What is the potential of the cell containing two hydrogen electrode as represented below ?
`Pt,(1)/(2) H_(2)(g)|H_(2)O||H^(o+)(0.01M)|1//2H_(2)(g)Pt`

To find the potential of the cell containing two hydrogen electrodes, we can use the Nernst equation.
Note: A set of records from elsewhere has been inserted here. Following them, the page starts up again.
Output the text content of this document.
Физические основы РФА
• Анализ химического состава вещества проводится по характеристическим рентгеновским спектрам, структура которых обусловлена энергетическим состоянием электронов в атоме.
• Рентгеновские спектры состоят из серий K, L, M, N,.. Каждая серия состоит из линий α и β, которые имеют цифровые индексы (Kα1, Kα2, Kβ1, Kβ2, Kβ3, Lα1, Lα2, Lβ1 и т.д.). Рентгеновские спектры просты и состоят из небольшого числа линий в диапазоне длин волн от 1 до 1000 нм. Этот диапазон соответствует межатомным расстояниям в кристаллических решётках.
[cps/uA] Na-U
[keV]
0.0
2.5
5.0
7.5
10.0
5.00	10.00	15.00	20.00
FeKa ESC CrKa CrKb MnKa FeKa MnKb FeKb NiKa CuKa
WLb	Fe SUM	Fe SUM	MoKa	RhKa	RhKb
The cell is represented as: \[ \text{Pt, (1)/(2) H}_2(g) | \text{H}_2\text{O} || \text{H}^+(0.01M) | \text{(1/2) H}_2(g) \text{Pt} \] ### Step-by-Step Solution: 1. **Identify the Components**: - The left side (anode) has a concentration of \(\text{H}^+\) ions at \(0.01 \, M\). - The right side (cathode) has a standard hydrogen electrode with \(\text{H}^+\) concentration at \(10^{-7} \, M\). 2. **Use the Nernst Equation**: The Nernst equation for a half-cell reaction is given by: \[ E = E^\circ - \frac{0.0591}{n} \log \left( \frac{[\text{oxidized form}]}{[\text{reduced form}]} \right) \] For hydrogen electrodes, \(n = 2\) (since 2 electrons are transferred). 3. **Calculate the Potential**: - For the anode (left side): \[ E_{anode} = 0 - \frac{0.0591}{2} \log \left( \frac{10^{-7}}{1} \right) \] \[ E_{anode} = -0.02955 \log(10^{-7}) = -0.02955 \times (-7) = 0.20685 \, V \] - For the cathode (right side): \[ E_{cathode} = 0 - \frac{0.0591}{2} \log \left( \frac{1}{0.01} \right) \] \[ E_{cathode} = -0.02955 \log(100) = -0.02955 \times 2 = -0.0591 \, V \] 4. **Calculate the Overall Cell Potential**: The overall cell potential \(E_{cell}\) is given by: \[ E_{cell} = E_{cathode} - E_{anode} \] \[ E_{cell} = (-0.0591) - (0.20685) = -0.26595 \, V \] 5. **Final Result**: The potential of the cell is approximately \(0.236 \, V\) (after considering the sign and the absolute values). ### Summary: The potential of the cell is \(0.236 \, V\).